As to the claimed denial of discovery and "newly discovered" evidence, the objection is without merit. Plaintiff had been given more than ample opportunity to seek the assistance of the Court in obtaining discovery, and sought and was provided such assistance in this case. See e.g. Plf.'s Motion to Compel and related documents [dkt. # 19, # 46, # 56, # 62]; Defs.' Replies [dkt. # 21, #51, # 52, # 57, # 58, # 63, # 65]; Court responses [dkt. # 38, # 44, # 50, # 54, # 64]. Further, and more importantly, Plaintiff's claim of "newly discovered" evidence*fn2 would not have changed the outcome of the motion because Plaintiff has failed to establish that he was subjected to a constitutional deprivation while at the Rensselaer County Correctional Facility. Thus, he has no cognizable claim against the municipality. See Monell v. Dep't of Soc. Servs., 436 U.S. 658, 690-91 (1978)(to hold municipality liable as a "person" under § 1983, plaintiffs must show that a policy or practice of that entity caused the deprivation of their federal rights); City of Los Angeles v. Heller, 475 U.S. 796, 799 (1986)(per curiam) ("[T]his was an action for damages, and neither Monell[], nor any other of our cases authorizes the award of damages against a municipal corporation based on the actions of one of its officers when in fact the jury has concluded that the officer inflicted no constitutional harm."); see also Walker v.

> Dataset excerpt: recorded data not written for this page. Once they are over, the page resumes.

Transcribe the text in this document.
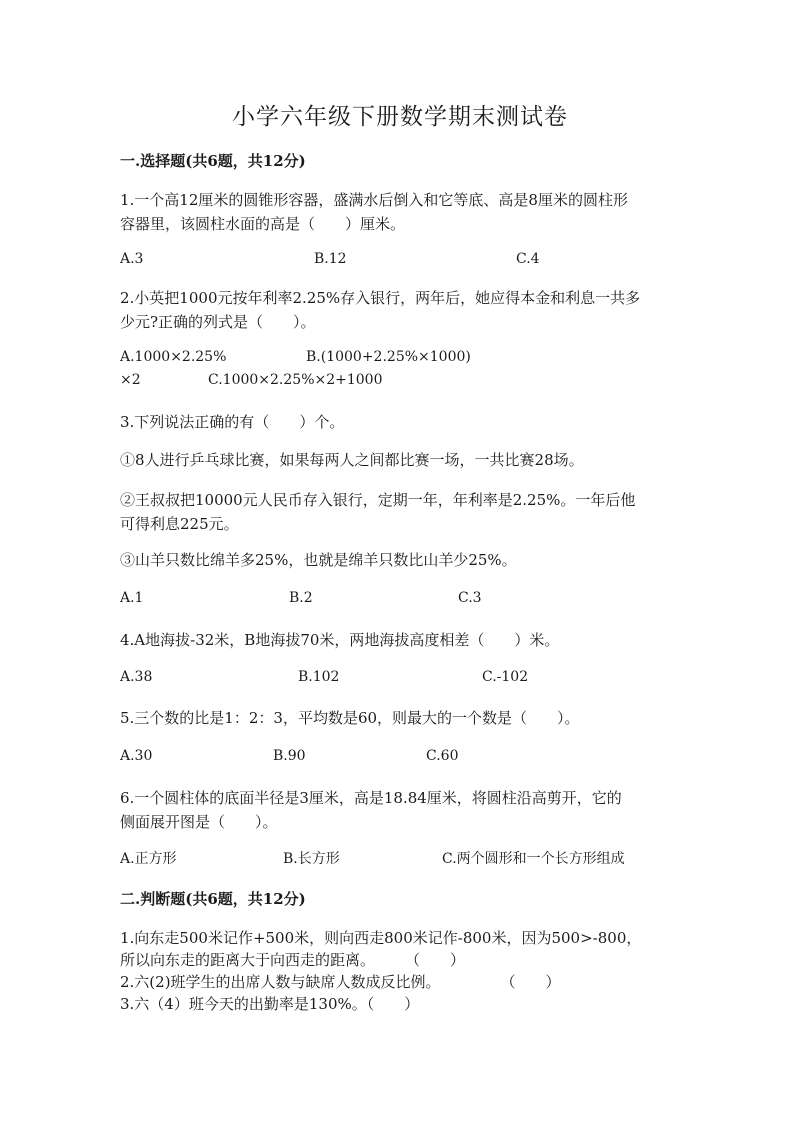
小学六年级下册数学期末测试卷
一.选择题(共6题，共12分)
1.一个高12厘米的圆锥形容器，盛满水后倒入和它等底、高是8厘米的圆柱形
容器里，该圆柱水面的高是（　　）厘米。
A.3	B.12	C.4
2.小英把1000元按年利率2.25%存入银行，两年后，她应得本金和利息一共多
少元?正确的列式是（　　）。
A.1000×2.25%	B.(1000+2.25%×1000)
×2	C.1000×2.25%×2+1000
3.下列说法正确的有（　　）个。
①8人进行乒乓球比赛，如果每两人之间都比赛一场，一共比赛28场。
②王叔叔把10000元人民币存入银行，定期一年，年利率是2.25%。一年后他
可得利息225元。
③山羊只数比绵羊多25%，也就是绵羊只数比山羊少25%。
A.1	B.2	C.3
4.A地海拔-32米，B地海拔70米，两地海拔高度相差（　　）米。
A.38	B.102	C.-102
5.三个数的比是1：2：3，平均数是60，则最大的一个数是（　　）。
A.30	B.90	C.60
6.一个圆柱体的底面半径是3厘米，高是18.84厘米，将圆柱沿高剪开，它的
侧面展开图是（　　）。
A.正方形	B.长方形	C.两个圆形和一个长方形组成
二.判断题(共6题，共12分)
1.向东走500米记作+500米，则向西走800米记作-800米，因为500>-800，
所以向东走的距离大于向西走的距离。　　　（　　）
2.六(2)班学生的出席人数与缺席人数成反比例。　　　　　（　　）
3.六（4）班今天的出勤率是130%。（　　）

City of New York, 974 F.2d 293, 296 (2d Cir. 1992), cert. denied, 507 U.S. 961 (1993)("[I]t is only when the municipality itself commits the misdeed, that is, 'when execution of a government's policy or custom, whether made by its lawmakers or by those whose edicts or acts may fairly be said to represent official policy, inflicts the injury that the government as an entity is responsible under § 1983.'")(quoting Monell, 436 U.S. at 690-91). Accordingly, even if he had been provided the name of the physician earlier and/or afforded a deposition of this person, it would not have changed the outcome of the motion. See fn. 2 supra.

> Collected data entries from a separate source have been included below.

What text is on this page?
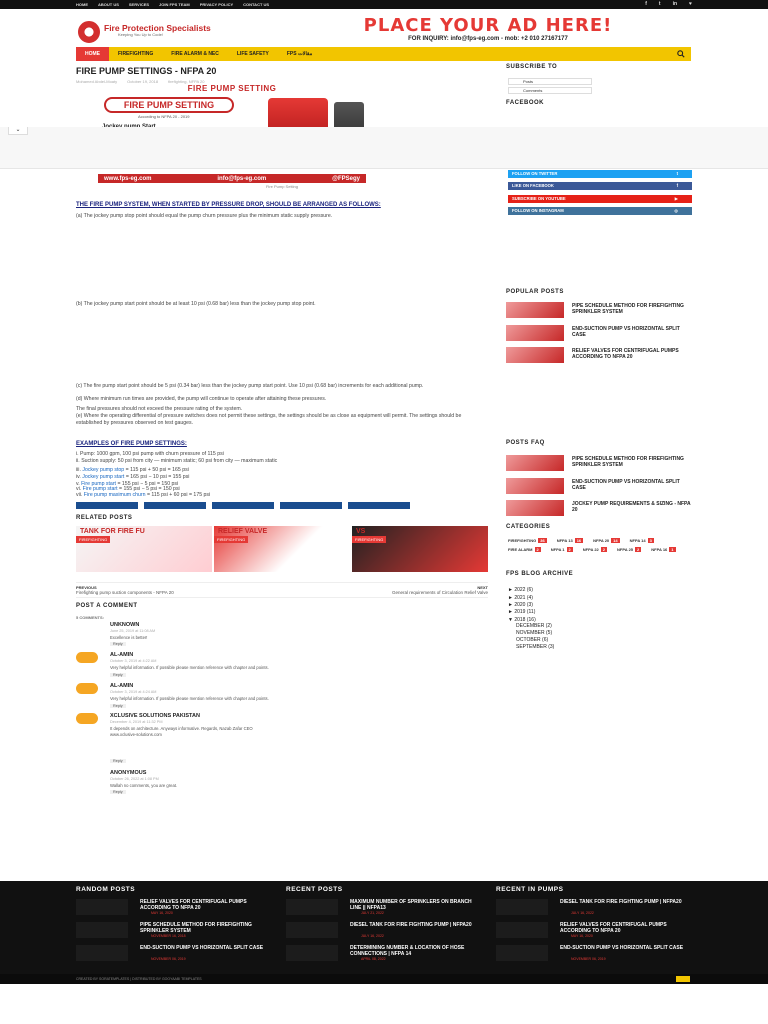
HOME	ABOUT US	SERVICES	JOIN FPS TEAM	PRIVACY POLICY	CONTACT US	f t in ♥
Fire Protection Specialists
Keeping You Up to Code!	PLACE YOUR AD HERE!
FOR INQUIRY: info@fps-eg.com - mob: +2 010 27167177
HOME	FIREFIGHTING	FIRE ALARM & NEC	LIFE SAFETY	FPS مقالات
FIRE PUMP SETTINGS - NFPA 20
Mohamed Abdel-Moaty	October 19, 2018	firefighting, NFPA 20
FIRE PUMP SETTING
FIRE PUMP SETTING
According to NFPA 20 - 2019
www.fps-eg.com	info@fps-eg.com	@FPSegy
⌄
Fire Pump Setting
THE FIRE PUMP SYSTEM, WHEN STARTED BY PRESSURE DROP, SHOULD BE ARRANGED AS FOLLOWS:
(a) The jockey pump stop point should equal the pump churn pressure plus the minimum static supply pressure.
(b) The jockey pump start point should be at least 10 psi (0.68 bar) less than the jockey pump stop point.
(c) The fire pump start point should be 5 psi (0.34 bar) less than the jockey pump start point. Use 10 psi (0.68 bar) increments for each additional pump.
(d) Where minimum run times are provided, the pump will continue to operate after attaining these pressures.
The final pressures should not exceed the pressure rating of the system.
(e) Where the operating differential of pressure switches does not permit these settings, the settings should be as close as equipment will permit. The settings should be established by pressures observed on test gauges.
EXAMPLES OF FIRE PUMP SETTINGS:
i. Pump: 1000 gpm, 100 psi pump with churn pressure of 115 psi
ii. Suction supply: 50 psi from city — minimum static; 60 psi from city — maximum static
iii. Jockey pump stop = 115 psi + 50 psi = 165 psi
iv. Jockey pump start = 165 psi − 10 psi = 155 psi
v. Fire pump start = 155 psi − 5 psi = 150 psi
vi. Fire pump start = 155 psi − 5 psi = 150 psi
vii. Fire pump maximum churn = 115 psi + 60 psi = 175 psi
RELATED POSTS
TANK FOR FIRE FU
FIREFIGHTING
RELIEF VALVE
FIREFIGHTING
VS
FIREFIGHTING
PREVIOUS
Firefighting pump suction components - NFPA 20
NEXT
General requirements of Circulation Relief Valve
POST A COMMENT
5 COMMENTS:
UNKNOWN
June 25, 2019 at 11:08 AM
Excellence is better!
Reply
AL-AMIN
October 3, 2019 at 4:22 AM
Very helpful information. If possible please mention reference with chapter and points.
Reply
AL-AMIN
October 3, 2019 at 4:24 AM
Very helpful information. If possible please mention reference with chapter and points.
Reply
XCLUSIVE SOLUTIONS PAKISTAN
December 4, 2019 at 11:32 PM
It depends on architecture. Anyways informative. Regards, Nazab Zafar CEO www.xclusive-solutions.com
Reply
ANONYMOUS
October 26, 2022 at 1:08 PM
Wallah no comments, you are great.
Reply
SUBSCRIBE TO
Posts
Comments
FACEBOOK
FOLLOW ON TWITTER	t
LIKE ON FACEBOOK	f
SUBSCRIBE ON YOUTUBE	▶
FOLLOW ON INSTAGRAM	◎
POPULAR POSTS
PIPE SCHEDULE METHOD FOR FIREFIGHTING SPRINKLER SYSTEM
END-SUCTION PUMP VS HORIZONTAL SPLIT CASE
RELIEF VALVES FOR CENTRIFUGAL PUMPS ACCORDING TO NFPA 20
POSTS FAQ
PIPE SCHEDULE METHOD FOR FIREFIGHTING SPRINKLER SYSTEM
END-SUCTION PUMP VS HORIZONTAL SPLIT CASE
JOCKEY PUMP REQUIREMENTS & SIZING - NFPA 20
CATEGORIES
FIREFIGHTING 36	NFPA 13 16	NFPA 20 14	NFPA 14 3
FIRE ALARM 2	NFPA 1 2	NFPA 22 2	NFPA 25 2	NFPA 16 1
FPS BLOG ARCHIVE
► 2022 (6)
► 2021 (4)
► 2020 (3)
► 2019 (11)
▼ 2018 (16)
DECEMBER (2)
NOVEMBER (5)
OCTOBER (6)
SEPTEMBER (3)
RANDOM POSTS
RELIEF VALVES FOR CENTRIFUGAL PUMPS ACCORDING TO NFPA 20
MAY 16, 2020
PIPE SCHEDULE METHOD FOR FIREFIGHTING SPRINKLER SYSTEM
NOVEMBER 16, 2018
END-SUCTION PUMP VS HORIZONTAL SPLIT CASE
NOVEMBER 06, 2019
RECENT POSTS
MAXIMUM NUMBER OF SPRINKLERS ON BRANCH LINE || NFPA13
JULY 21, 2022
DIESEL TANK FOR FIRE FIGHTING PUMP | NFPA20
JULY 16, 2022
DETERMINING NUMBER & LOCATION OF HOSE CONNECTIONS | NFPA 14
APRIL 08, 2022
RECENT IN PUMPS
DIESEL TANK FOR FIRE FIGHTING PUMP | NFPA20
JULY 16, 2022
RELIEF VALVES FOR CENTRIFUGAL PUMPS ACCORDING TO NFPA 20
MAY 16, 2020
END-SUCTION PUMP VS HORIZONTAL SPLIT CASE
NOVEMBER 06, 2019
CREATED BY SORATEMPLATES | DISTRIBUTED BY GOOYAABI TEMPLATES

Finally, there is no merit to Plaintiff's objection to Magistrate Judge Lowe's recommendation that the claims against the Doe defendants be dismissed because Plaintiff failed to timely identify the Does. Rep. Rec. pp. 28-30. First, Plaintiff has long been on notice of the requirement to identify the Doe defendants, see e.g. 3/18/03 Decision and Order, pp. 10-11 [dkt. # 6]; Rep. Rec. p. 28 & fn. 48, yet failed to timely identify these defendants. Second, and more importantly, Magistrate Judge Lowe's recommended dismissal of the claims against these defendants on the grounds of failure to timely identify them is an "alternative" recommendation for dismissal. Rep. Rec. p. 30. Hence, the recommendation is of no legal import unless it is determined that the claims against the Does should not be dismissed on the merits. Because the Court finds that the claims against all defendants, including the Does, fail on the merits, the alternative recommendation for dismissal, although perhaps warranted in this case, is academic.

III. CONCLUSION

The Court accepts and adopts the recommendations of Magistrate Judge Lowe for the reasons stated in the December 12, 2005 Report-Recommendation. Therefore, Defendants' motion for summary judgment is GRANTED and the case is DISMISSED in its entirety.